Box 193.1 Medical Causes of Disturbed Behavior versus Primary Mental Disorders
Dementia
Pervasive disturbance of cognitive function is the hallmark of dementia. Deficits commonly involve memory, judgment, personality, and language. Patients have no clouding of consciousness. The earliest sign of dementia is subtle memory loss, which may promote anxiety, depression, and psychosis. Patients with dementia may experience an acute worsening of symptoms when stressors overwhelm their intellectual and physiologic reserves. As the disease progresses, patients become less capable of recognizing concomitant medical illnesses (Table 193.1).
Presenting Signs and Symptoms
The prevalence of coexisting medical illness in psychiatric patients has been reported to be as high as 50%.1 Untreated medical illness often causes deterioration of baseline cognitive function in patients with a known psychiatric disorder. The prevalence of medical disease in patients seen in the ED with an acute exacerbation of an existing mental illness may be as high as 80%.3 Up to 50% of patients demonstrate a causal relationship between acute medical and psychiatric complaints.5 Five groups are regarded to be at high risk for medical illness: older patients, patients with history of substance abuse, patients without a psychiatric diagnosis, patients with preexisting medical disorders, and patients from a lower socioeconomic level.6
The EP must answer six key questions during the focused medical assessment:
1. Is the patient stable or unstable?
2. Is the behavior the result of an underlying medical illness?
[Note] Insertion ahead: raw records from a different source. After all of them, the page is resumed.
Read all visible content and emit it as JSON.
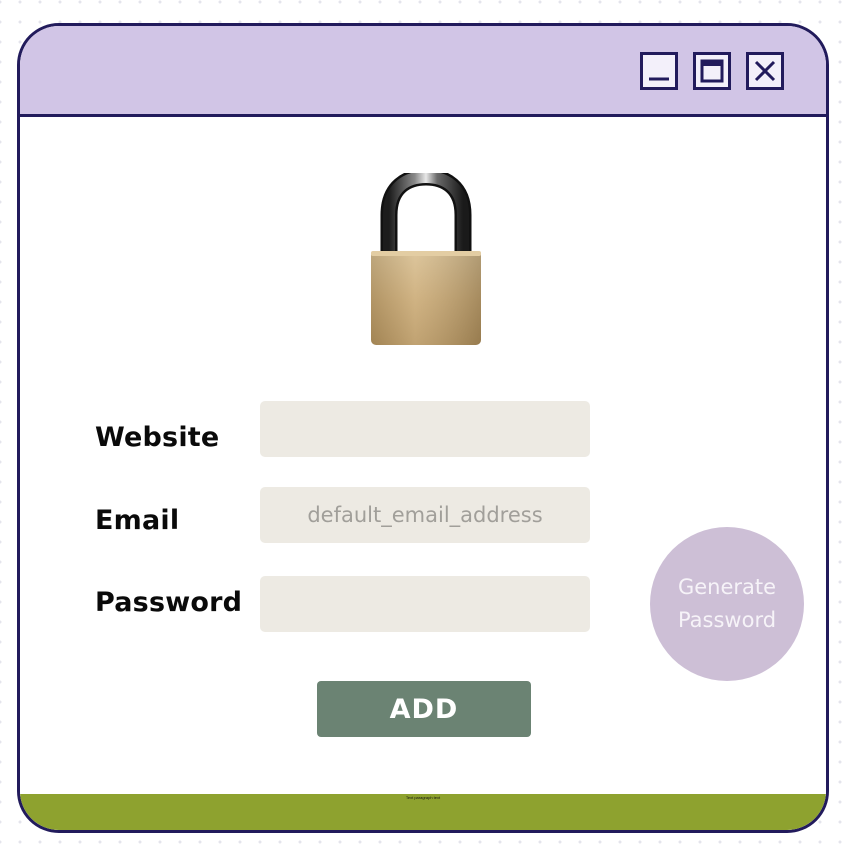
{
  "titlebar": {
    "controls": [
      {
        "name": "minimize",
        "icon": "minimize-icon"
      },
      {
        "name": "maximize",
        "icon": "maximize-icon"
      },
      {
        "name": "close",
        "icon": "close-icon"
      }
    ]
  },
  "logo": {
    "icon": "padlock-icon"
  },
  "form": {
    "website": {
      "label": "Website",
      "value": "",
      "placeholder": ""
    },
    "email": {
      "label": "Email",
      "value": "",
      "placeholder": "default_email_address"
    },
    "password": {
      "label": "Password",
      "value": "",
      "placeholder": ""
    }
  },
  "buttons": {
    "generate_label": "Generate\nPassword",
    "add_label": "ADD"
  },
  "footer": {
    "text": "Text paragraph text"
  },
  "colors": {
    "titlebar_bg": "#d1c5e6",
    "border": "#221b5c",
    "input_bg": "#edeae3",
    "generate_bg": "#cdbfd6",
    "add_bg": "#6b8373",
    "footer_bg": "#8ea22f"
  }
}
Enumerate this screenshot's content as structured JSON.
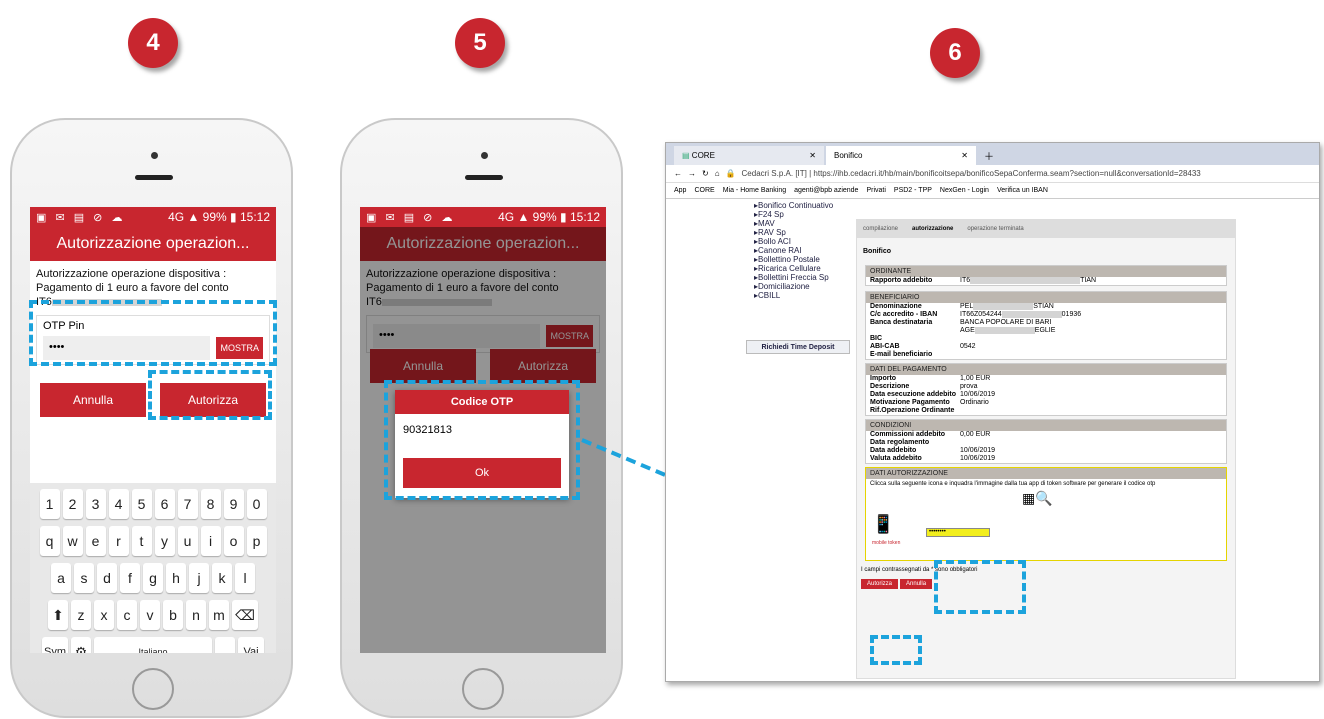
{
  "steps": [
    "4",
    "5",
    "6"
  ],
  "phone1": {
    "status_time": "15:12",
    "status_battery": "99%",
    "status_signal": "4G",
    "title": "Autorizzazione operazion...",
    "description": "Autorizzazione operazione dispositiva : Pagamento di 1 euro a favore del conto",
    "iban_prefix": "IT6",
    "otp_label": "OTP Pin",
    "otp_value": "••••",
    "show_label": "MOSTRA",
    "cancel": "Annulla",
    "authorize": "Autorizza",
    "kb_row1": [
      "1",
      "2",
      "3",
      "4",
      "5",
      "6",
      "7",
      "8",
      "9",
      "0"
    ],
    "kb_row2": [
      "q",
      "w",
      "e",
      "r",
      "t",
      "y",
      "u",
      "i",
      "o",
      "p"
    ],
    "kb_row3": [
      "a",
      "s",
      "d",
      "f",
      "g",
      "h",
      "j",
      "k",
      "l"
    ],
    "kb_row4": [
      "z",
      "x",
      "c",
      "v",
      "b",
      "n",
      "m"
    ],
    "kb_sym": "Sym",
    "kb_lang": "Italiano",
    "kb_go": "Vai"
  },
  "phone2": {
    "status_time": "15:12",
    "status_battery": "99%",
    "status_signal": "4G",
    "title": "Autorizzazione operazion...",
    "description": "Autorizzazione operazione dispositiva : Pagamento di 1 euro a favore del conto",
    "iban_prefix": "IT6",
    "otp_value": "••••",
    "show_label": "MOSTRA",
    "cancel": "Annulla",
    "authorize": "Autorizza",
    "dialog_title": "Codice OTP",
    "dialog_code": "90321813",
    "dialog_ok": "Ok"
  },
  "browser": {
    "tab1": "CORE",
    "tab2": "Bonifico",
    "url": "Cedacri S.p.A. [IT] | https://ihb.cedacri.it/hb/main/bonificoitsepa/bonificoSepaConferma.seam?section=null&conversationId=28433",
    "bookmarks": [
      "App",
      "CORE",
      "Mia - Home Banking",
      "agenti@bpb aziende",
      "Privati",
      "PSD2 - TPP",
      "NexGen - Login",
      "Verifica un IBAN"
    ],
    "sidebar": [
      "Bonifico Continuativo",
      "F24 Sp",
      "MAV",
      "RAV Sp",
      "Bollo ACI",
      "Canone RAI",
      "Bollettino Postale",
      "Ricarica Cellulare",
      "Bollettini Freccia Sp",
      "Domiciliazione",
      "CBILL"
    ],
    "time_deposit": "Richiedi Time Deposit",
    "steps": [
      "compilazione",
      "autorizzazione",
      "operazione terminata"
    ],
    "page_title": "Bonifico",
    "ordinante_h": "ORDINANTE",
    "rapporto_k": "Rapporto addebito",
    "rapporto_v1": "IT6",
    "rapporto_v2": "TIAN",
    "benef_h": "BENEFICIARIO",
    "benef_rows": [
      [
        "Denominazione",
        "PEL",
        "STIAN"
      ],
      [
        "C/c accredito - IBAN",
        "IT66Z054244",
        "01936"
      ],
      [
        "Banca destinataria",
        "BANCA POPOLARE DI BARI",
        ""
      ],
      [
        "",
        "AGE",
        "EGLIE"
      ],
      [
        "BIC",
        "",
        ""
      ],
      [
        "ABI-CAB",
        "0542",
        ""
      ],
      [
        "E-mail beneficiario",
        "",
        ""
      ]
    ],
    "pag_h": "DATI DEL PAGAMENTO",
    "pag_rows": [
      [
        "Importo",
        "1,00 EUR"
      ],
      [
        "Descrizione",
        "prova"
      ],
      [
        "Data esecuzione addebito",
        "10/06/2019"
      ],
      [
        "Motivazione Pagamento",
        "Ordinario"
      ],
      [
        "Rif.Operazione Ordinante",
        ""
      ]
    ],
    "cond_h": "CONDIZIONI",
    "cond_rows": [
      [
        "Commissioni addebito",
        "0,00 EUR"
      ],
      [
        "Data regolamento",
        ""
      ],
      [
        "Data addebito",
        "10/06/2019"
      ],
      [
        "Valuta addebito",
        "10/06/2019"
      ]
    ],
    "auth_h": "DATI AUTORIZZAZIONE",
    "auth_text": "Clicca sulla seguente icona e inquadra l'immagine dalla tua app di token software per generare il codice otp",
    "mobile_label": "mobile token",
    "pin_value": "••••••••",
    "required_note": "I campi contrassegnati da * sono obbligatori",
    "authorize": "Autorizza",
    "cancel": "Annulla"
  },
  "colors": {
    "brand": "#c8262f",
    "callout": "#1ca3dc"
  }
}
3. What is the severity of the primary mental disorder?
4. Is psychiatric consultation necessary?
5. Does the patient need to be detained to facilitate emergency treatment?
6. What capability does the psychiatric facility have to treat medical conditions?
History
A focused history of the present illness that reviews current symptoms, elicits precipitating circumstances, assesses risk severity, and establishes a time course should be obtained. Critical historical elements include past medical and psychiatric illnesses, medication use (Table 193.2), substance abuse or addiction, and a family history of psychiatric illnesses.